Maandagavond: U’ve got mail. Van Shell om precies te zijn. Op donderdagmiddag is er een persconferentie in het Ritz Carlton in Istanbul. Michael Schumacher en Felipe Massa zijn aanwezig. Of we zin hebben om te komen…


Natuurlijk hebben we dat. Zoveel kansen om met de zevenvoudig wereldkampioen te babbelen hebben we tenslotte niet. Bovendien heeft de Duitser alweer een tijdje geleden aangekondigd zijn vakantie te zullen gebruiken om na te denken over zijn toekomst. Misschien dat hij ons daar vanmiddag wel iets over wil vertellen.

Vol goede moed reizen we naar het Ritz Carlton. Behalve onze twee Nederlandse collega’s van de dagbladen Algemeen Dagblad en de Telegraaf, zien we slechts één bekend gezicht. Zouden onze buitenlandse Formule 1-collega’s niet op de hoogte zijn? Onze zorgen zijn snel vergeten als de lunch geserveerd wordt. Om 12.30 worden we langzaam de balzaal in geloodst. Een kwartier later begint de presentatie.
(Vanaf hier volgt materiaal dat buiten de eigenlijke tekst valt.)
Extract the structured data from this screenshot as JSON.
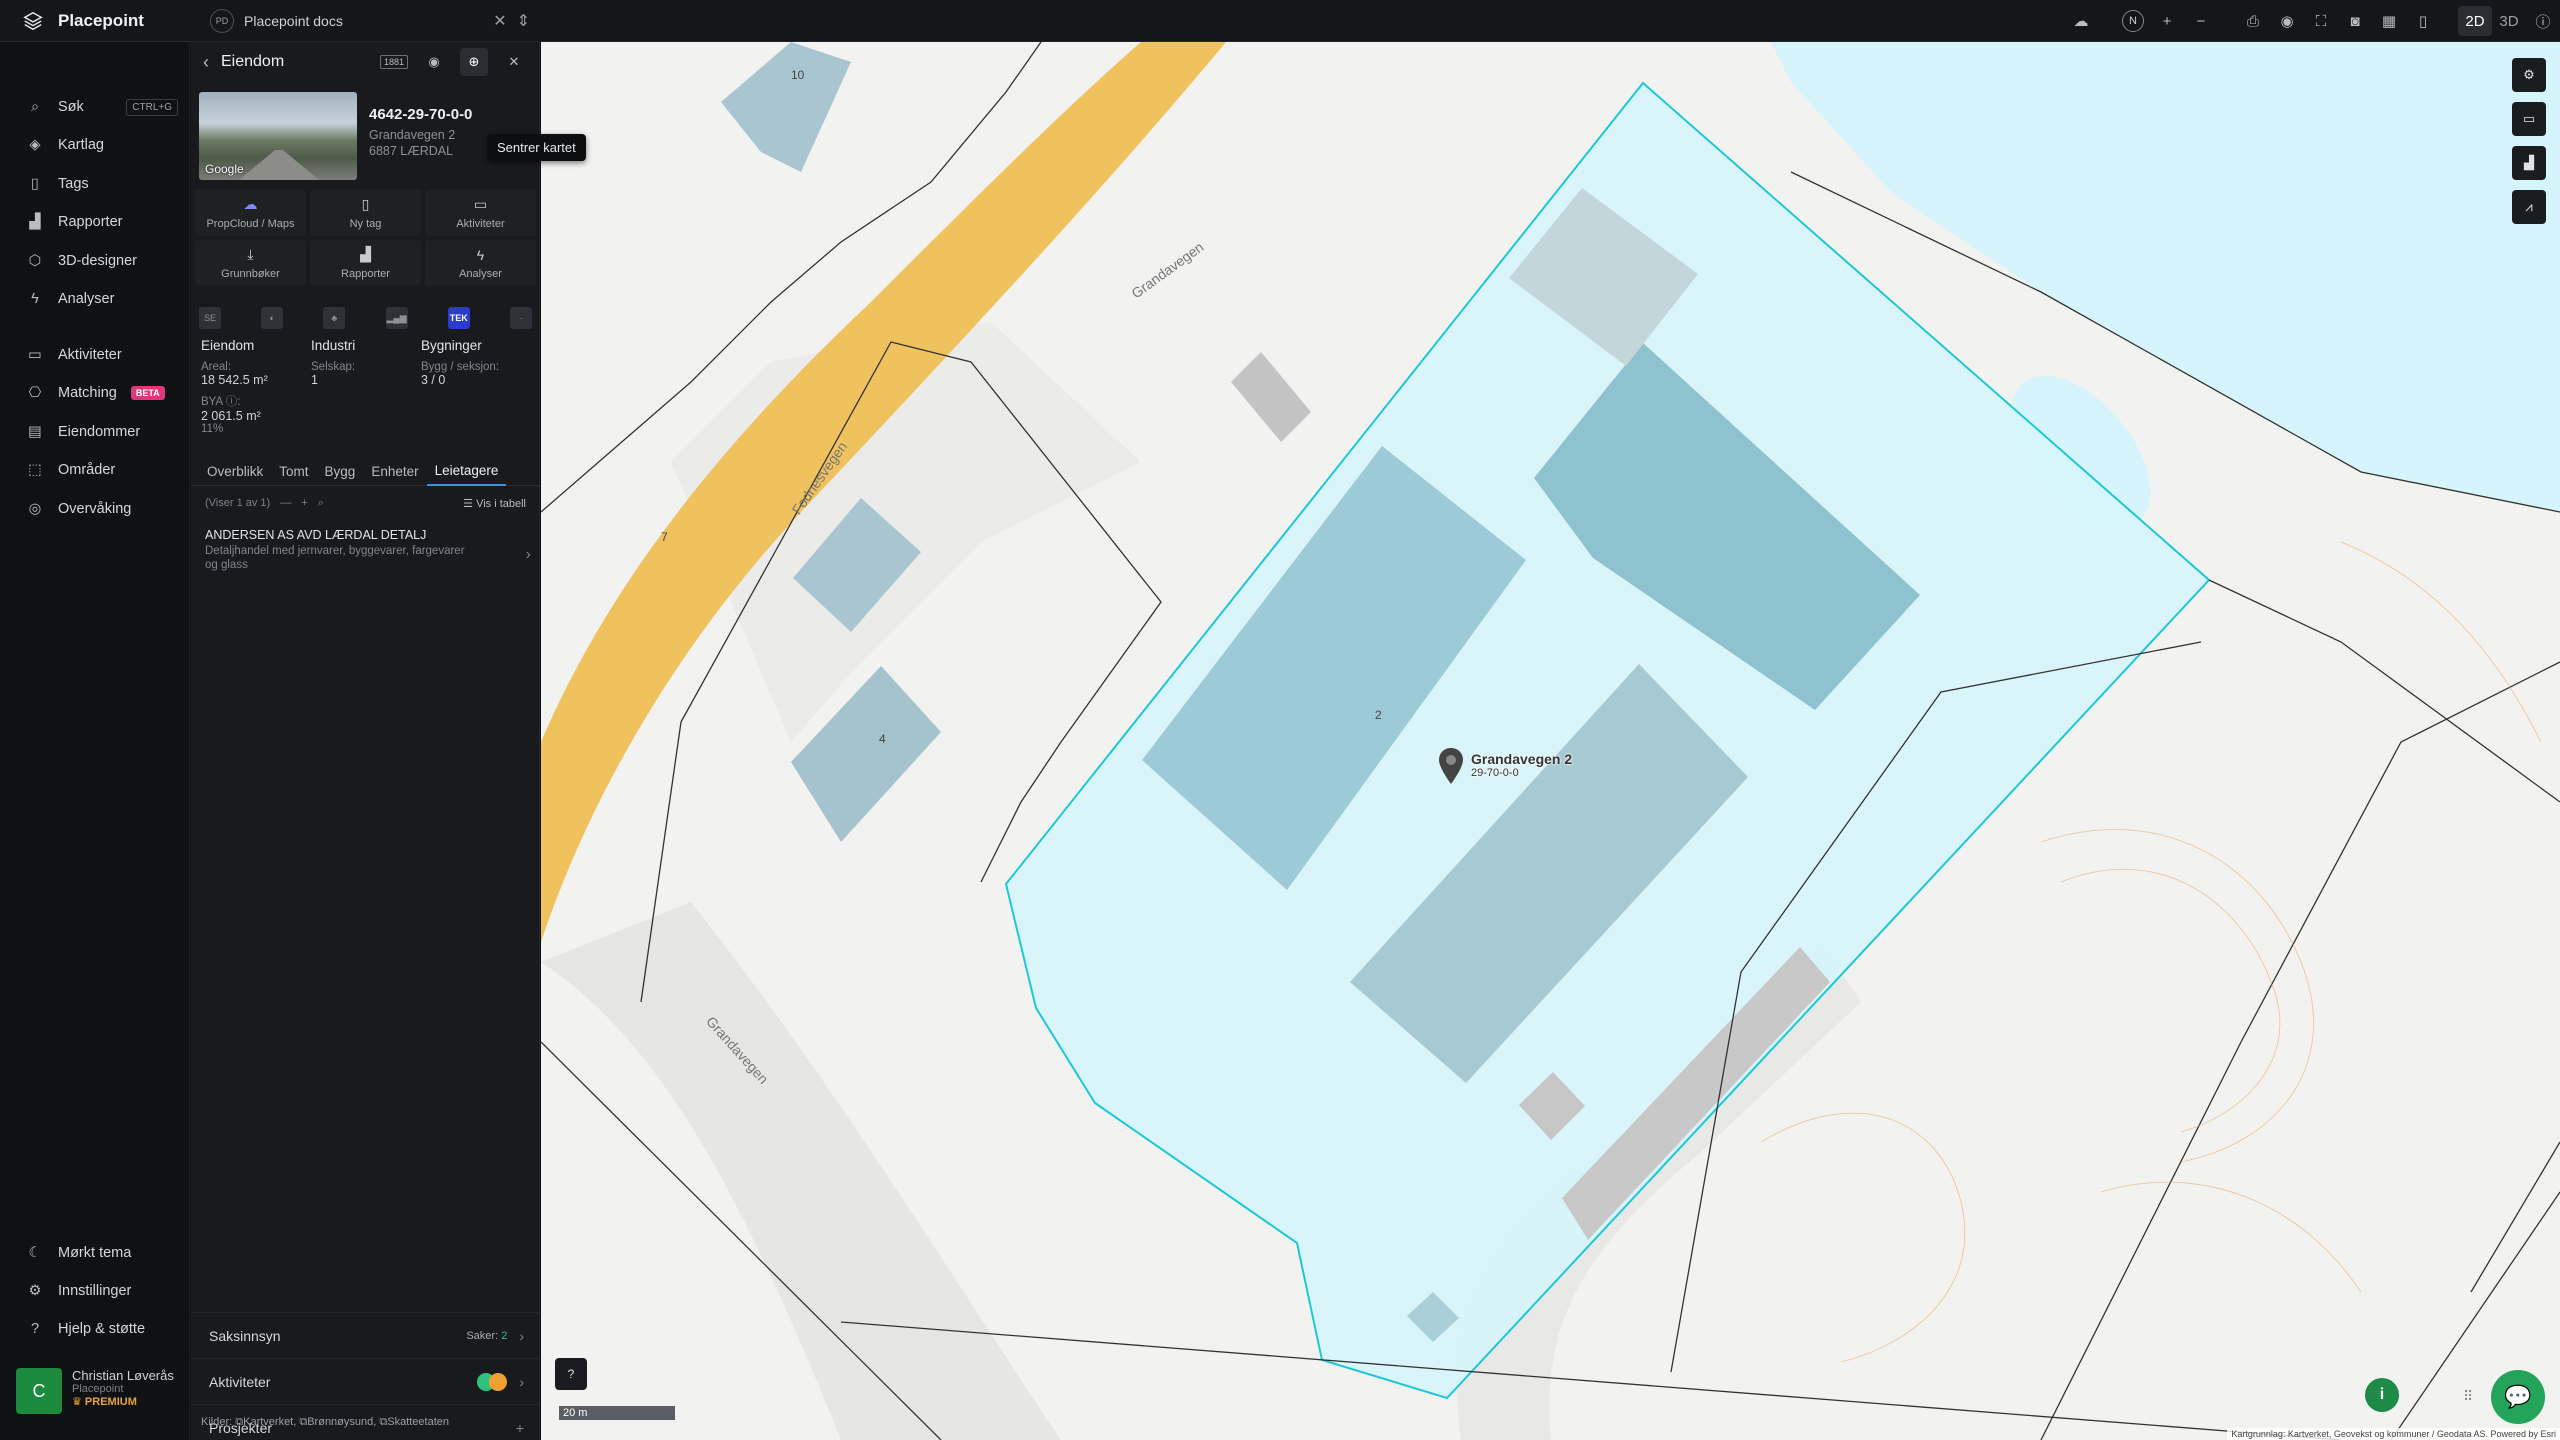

Veel Turks gepraat, gevolgd door een verhaal over de relatie tussen Shell en Ferrari. Een gelukkig huwelijk. Mooi, maar niet interessant. Wij willen Schumacher. Vol ongeduld zitten we het pr-praatje uit als dan tien minuten later eindelijk Schumacher ten tonele verschijnt.

Schumacher ziet er casual uit: korte broek, slippers. Hij is op z’n gemak en maakt een praatje over het weer. De Turkse presentator leest in rap tempo de vragen van z’n kaartje voor. Wat Massa’s verwachtingen waren voorafgaand aan dit seizoen. Of Schumacher het lastig denkt te krijgen op dit relatief nieuwe circuit. En hoe het kan dat Ferrari zo’n vooruitgang heeft geboekt (Schumacher: vooral dankzij onze goede partner Shell).
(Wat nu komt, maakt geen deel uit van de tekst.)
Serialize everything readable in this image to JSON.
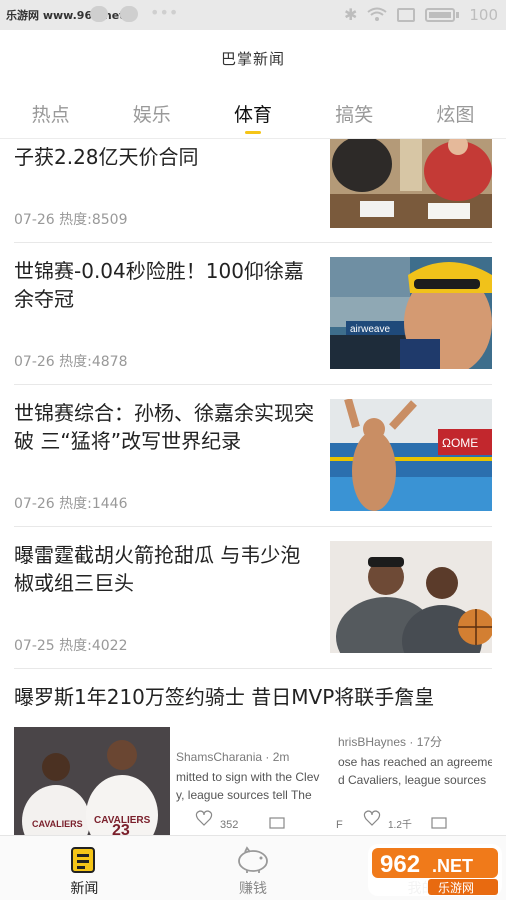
{
  "statusbar": {
    "site": "乐游网 www.962.net",
    "battery": "100"
  },
  "app": {
    "title": "巴掌新闻"
  },
  "tabs": [
    {
      "label": "热点"
    },
    {
      "label": "娱乐"
    },
    {
      "label": "体育"
    },
    {
      "label": "搞笑"
    },
    {
      "label": "炫图"
    }
  ],
  "feed": {
    "items": [
      {
        "title": "子获2.28亿天价合同",
        "meta": "07-26  热度:8509"
      },
      {
        "title": "世锦赛-0.04秒险胜！100仰徐嘉余夺冠",
        "meta": "07-26  热度:4878"
      },
      {
        "title": "世锦赛综合：孙杨、徐嘉余实现突破 三“猛将”改写世界纪录",
        "meta": "07-26  热度:1446"
      },
      {
        "title": "曝雷霆截胡火箭抢甜瓜 与韦少泡椒或组三巨头",
        "meta": "07-25  热度:4022"
      },
      {
        "title": "曝罗斯1年210万签约骑士 昔日MVP将联手詹皇"
      }
    ],
    "tweet": {
      "user1": "ShamsCharania · 2m",
      "line1a": "mitted to sign with the Clev",
      "line1b": "y, league sources tell The",
      "likes1": "352",
      "user2": "hrisBHaynes · 17分",
      "line2a": "ose has reached an agreeme",
      "line2b": "d Cavaliers, league sources",
      "likes2": "1.2千",
      "jersey_team": "CAVALIERS",
      "jersey_number": "23"
    },
    "thumb_texts": {
      "swim_banner": "airweave",
      "omega": "ΩOME"
    }
  },
  "bottomnav": [
    {
      "label": "新闻"
    },
    {
      "label": "赚钱"
    },
    {
      "label": "我的"
    }
  ],
  "watermark": {
    "brand": "962",
    "suffix": ".NET",
    "sub": "乐游网"
  }
}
Dan is het de beurt aan de pers. Tientallen handen gaan er in de lucht. Eerste vraag: Michael, bocht acht heet nu bocht acht. Als jij het een naam zou mogen geven welke naam zou jij dan bedenken? Schumacher: ,,Ehm, ik vind bocht acht eigenlijk wel een mooie naam.” Juist. Volgende: Van Michael wil ik weten, hoe voel je je als je racet? Schumacher: ,,Dat hangt er vanaf. In Hongarije voelde me ik me in de eerste ronde heel erg goed, was ik erg emotioneel. Daarna viel ik terug en was ik erg verdrietig. Daarna werd het interessanter want ik boekte progressie. Maar uiteindelijk was ik weer verdrietig omdat ik met schade uitviel.” Schumacher houdt het simpel voor de journalisten. Maar goed ook, want weer een ander wil van hem weten wat hij van het Turkse voetbal vindt. ,,Ik vind het niveau best goed.”
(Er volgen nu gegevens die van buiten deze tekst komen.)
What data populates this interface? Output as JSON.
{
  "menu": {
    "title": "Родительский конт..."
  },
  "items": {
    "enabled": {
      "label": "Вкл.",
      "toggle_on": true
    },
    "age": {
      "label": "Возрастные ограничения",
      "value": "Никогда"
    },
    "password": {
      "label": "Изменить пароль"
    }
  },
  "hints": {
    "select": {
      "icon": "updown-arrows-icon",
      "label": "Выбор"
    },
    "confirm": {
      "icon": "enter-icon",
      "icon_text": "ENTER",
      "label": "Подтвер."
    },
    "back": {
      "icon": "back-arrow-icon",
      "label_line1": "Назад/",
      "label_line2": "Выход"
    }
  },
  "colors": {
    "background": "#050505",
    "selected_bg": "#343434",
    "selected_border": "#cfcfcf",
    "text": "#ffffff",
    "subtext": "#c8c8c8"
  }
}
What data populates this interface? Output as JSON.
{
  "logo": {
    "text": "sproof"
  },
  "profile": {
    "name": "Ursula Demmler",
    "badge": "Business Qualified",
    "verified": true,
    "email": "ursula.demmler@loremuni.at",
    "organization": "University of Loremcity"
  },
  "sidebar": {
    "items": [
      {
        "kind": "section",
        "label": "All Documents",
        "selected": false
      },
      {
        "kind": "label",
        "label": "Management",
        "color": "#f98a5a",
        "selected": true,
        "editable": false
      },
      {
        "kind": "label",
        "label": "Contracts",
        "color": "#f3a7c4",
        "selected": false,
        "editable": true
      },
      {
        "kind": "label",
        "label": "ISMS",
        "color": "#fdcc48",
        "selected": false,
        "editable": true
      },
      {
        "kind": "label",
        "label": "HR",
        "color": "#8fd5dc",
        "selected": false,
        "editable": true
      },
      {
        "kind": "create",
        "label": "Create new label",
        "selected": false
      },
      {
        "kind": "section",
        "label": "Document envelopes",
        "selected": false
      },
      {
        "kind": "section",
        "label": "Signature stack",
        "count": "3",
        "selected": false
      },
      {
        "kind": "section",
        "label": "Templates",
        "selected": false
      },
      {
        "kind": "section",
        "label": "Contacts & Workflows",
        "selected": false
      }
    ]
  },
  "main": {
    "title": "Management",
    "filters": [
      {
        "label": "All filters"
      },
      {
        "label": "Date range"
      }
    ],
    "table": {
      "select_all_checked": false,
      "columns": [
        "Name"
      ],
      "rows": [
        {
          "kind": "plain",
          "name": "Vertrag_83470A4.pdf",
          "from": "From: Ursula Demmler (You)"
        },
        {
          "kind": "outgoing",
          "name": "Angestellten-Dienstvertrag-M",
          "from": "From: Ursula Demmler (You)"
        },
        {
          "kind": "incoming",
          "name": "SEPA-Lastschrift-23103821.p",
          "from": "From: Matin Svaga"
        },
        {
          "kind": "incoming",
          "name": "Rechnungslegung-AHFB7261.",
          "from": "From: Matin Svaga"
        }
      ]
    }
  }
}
Ondertussen zitten wij alweer een tijdje met ons arm omhoog. Maar de mevrouw met de microfoon ziet ons over het hoofd. Misschien dat die meneer vooraan het wel vraagt. Maar in plaats van dat hij Schumacher naar zijn toekomstplannen vraagt, informeert hij wat Schumacher van het verkeer in Istanbul vindt. Schumacher antwoordt beleeft dat het weliswaar niet zo snel gaat als hij doorgaans over het circuit raast, maar dat het wel mee valt als je beetje op tijd je hotel verlaat. Volgende vraag. ,,Hier!” Nee, opnieuw worden we genegeerd. Wat Schumacher vindt van de beslissing om de massadempers te verbieden. ,,Iets wat Renault moet accepteren.”

De Turkse presentator neemt het woord en bedankt ons voor onze komst. De vijftig Turkse collega’s staan met een grote glimlach op. Ze hebben Michael Schumacher in levende lijve gezien. Ze haasten zich naar de lobby waar ze een Shell-rugtas uitgereikt krijgen. Hun dag kan niet meer stuk. En wij? Wij blijven gedesillusioneerd achter.